Following such a loss in well productivity caused by an initial squeeze treatment, this paper details the development of a successful squeeze treatment for a water sensitive reservoir in the North Sea using an aqueous based sulphonated co-polymer scale inhibitor.
The paper summarises the additional core plug testing undertaken to evaluate the damage mechanism, the modifications made to the treatment design to minimise the damaging effects and culminates with the successful results from the application of the modified squeeze treatment. These results show that well stimulation and extended squeeze lifetime were achieved compared to the initial squeeze and to other previous applications of this inhibitor in similar water sensitive reservoirs.
The application of aqueous based scale inhibitor squeeze treatments is the most commonly used method of downhole scale prevention in the North Sea. Typical examples of these scale inhibitors are Phosphonates, Polyacrylates and Sulphonated co-Polymers. In the squeeze treatment, a slug of scale inhibitor is injected in the near wellbore formation followed by a displacing overflush. The overflush is typically injection quality seawater, although other displacement fluids have also been employed, e.g. diesel, nitrogen and live produced fluids. The squeeze fluids are then "shut in" to allow the squeeze inhibitor to adsorb or precipitate depending on the placement mechanism, before the well is brought back into production.

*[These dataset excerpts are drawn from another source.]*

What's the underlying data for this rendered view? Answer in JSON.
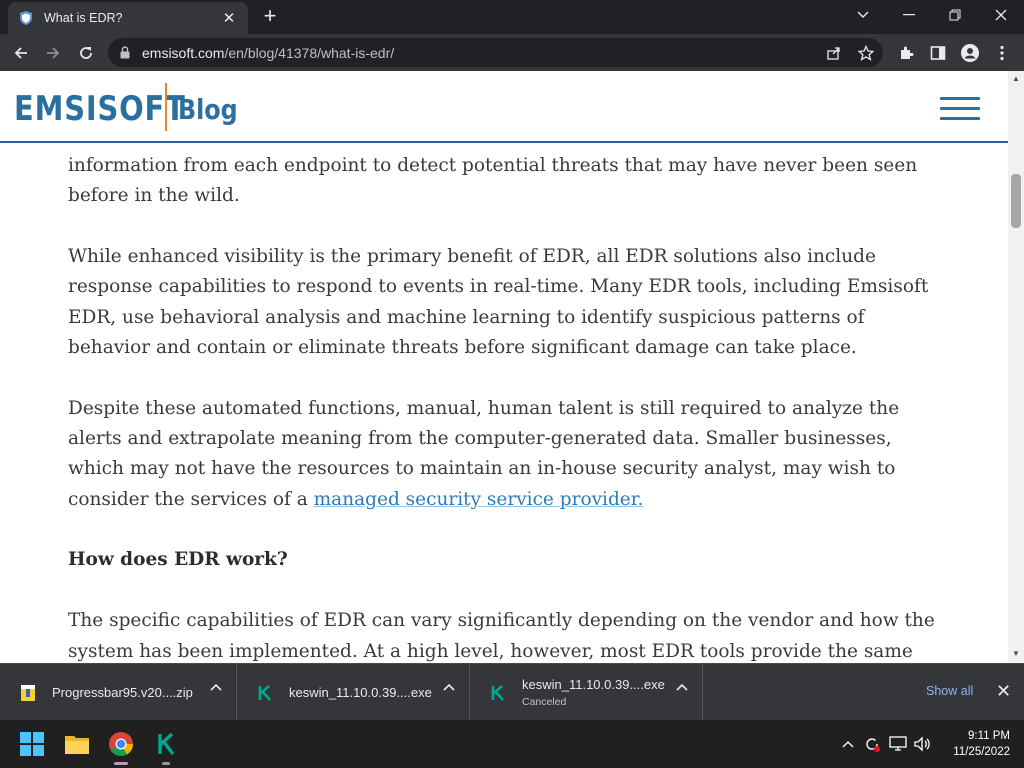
{
  "browser": {
    "tab_title": "What is EDR?",
    "url_host": "emsisoft.com",
    "url_path": "/en/blog/41378/what-is-edr/"
  },
  "site": {
    "logo": "EMSISOFT",
    "section": "Blog"
  },
  "article": {
    "p1": "information from each endpoint to detect potential threats that may have never been seen before in the wild.",
    "p2": "While enhanced visibility is the primary benefit of EDR, all EDR solutions also include response capabilities to respond to events in real-time. Many EDR tools, including Emsisoft EDR, use behavioral analysis and machine learning to identify suspicious patterns of behavior and contain or eliminate threats before significant damage can take place.",
    "p3_text": "Despite these automated functions, manual, human talent is still required to analyze the alerts and extrapolate meaning from the computer-generated data. Smaller businesses, which may not have the resources to maintain an in-house security analyst, may wish to consider the services of a ",
    "p3_link": "managed security service provider.",
    "heading": "How does EDR work?",
    "p4": "The specific capabilities of EDR can vary significantly depending on the vendor and how the system has been implemented. At a high level, however, most EDR tools provide the same core"
  },
  "downloads": {
    "items": [
      {
        "name": "Progressbar95.v20....zip",
        "status": ""
      },
      {
        "name": "keswin_11.10.0.39....exe",
        "status": ""
      },
      {
        "name": "keswin_11.10.0.39....exe",
        "status": "Canceled"
      }
    ],
    "show_all": "Show all"
  },
  "taskbar": {
    "time": "9:11 PM",
    "date": "11/25/2022"
  },
  "colors": {
    "brand": "#2b6f9e",
    "accent": "#e8842a",
    "link": "#2b7bb9",
    "kaspersky": "#00a88e"
  }
}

The application of the squeeze fluids can have significant detrimental effects on the well productivity. In these cases, the benefits derived from squeezing a well have to be offset against the potential losses in production. The loss in well productivity can be due to a number of factors. The pH of the scale inhibitor employed for example can have dramatic effects on the formation. Low pH inhibitors can cause dissolution of calcite cements within the formation leading to fines migration, plugging and/or sand production. A second factor is water sensitivity. This is the main focus of this paper. Here the hydrocarbon productivity of a formation is adversely affected by the presence of water in the squeeze treatment leading to detrimental relative permeability changes within the formation. The reduction in hydrocarbon production is usually combined with an increase in water production.

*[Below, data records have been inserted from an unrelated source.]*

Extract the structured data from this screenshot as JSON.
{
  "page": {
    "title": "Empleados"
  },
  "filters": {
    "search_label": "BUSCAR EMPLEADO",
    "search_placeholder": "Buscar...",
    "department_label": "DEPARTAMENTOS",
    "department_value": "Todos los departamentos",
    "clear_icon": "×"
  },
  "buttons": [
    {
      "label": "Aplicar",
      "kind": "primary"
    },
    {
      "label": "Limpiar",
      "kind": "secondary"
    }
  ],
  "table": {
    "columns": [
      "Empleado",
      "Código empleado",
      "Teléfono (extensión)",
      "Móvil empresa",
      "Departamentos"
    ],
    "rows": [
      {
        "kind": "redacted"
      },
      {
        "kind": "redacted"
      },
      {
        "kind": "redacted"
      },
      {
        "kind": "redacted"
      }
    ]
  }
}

There are fields within the North Sea, which are particularly prone to the latter type of damage mechanism, especially at low water cut levels. The field referenced in this paper is the LASMO (TNS) Limited operated Birch field, which has a water sensitive reservoir.
The Birch field is located in block 16/12a in the UK sector of the North Sea approximately 155 miles North East of Aberdeen. The producing reservoir is the Jurassic Brae conglomerate. The development comprises three subsea production wells and two subsea injection wells, which are tied back to Marathon's Brae Alpha platform, some 12 km distant via a production/injection manifold arrangement as shown in Figure 1.
Scaling studies indicate that unacceptable levels of Barium Sulphate scaling would occur if standard seawater were used for pressure maintenance. The Birch formation waters have barium levels up to approximately 1000mg/L. Accordingly low sulphate seawater (LSSW) has been used for pressure maintenance augmented by scale squeeze treatments following water breakthrough.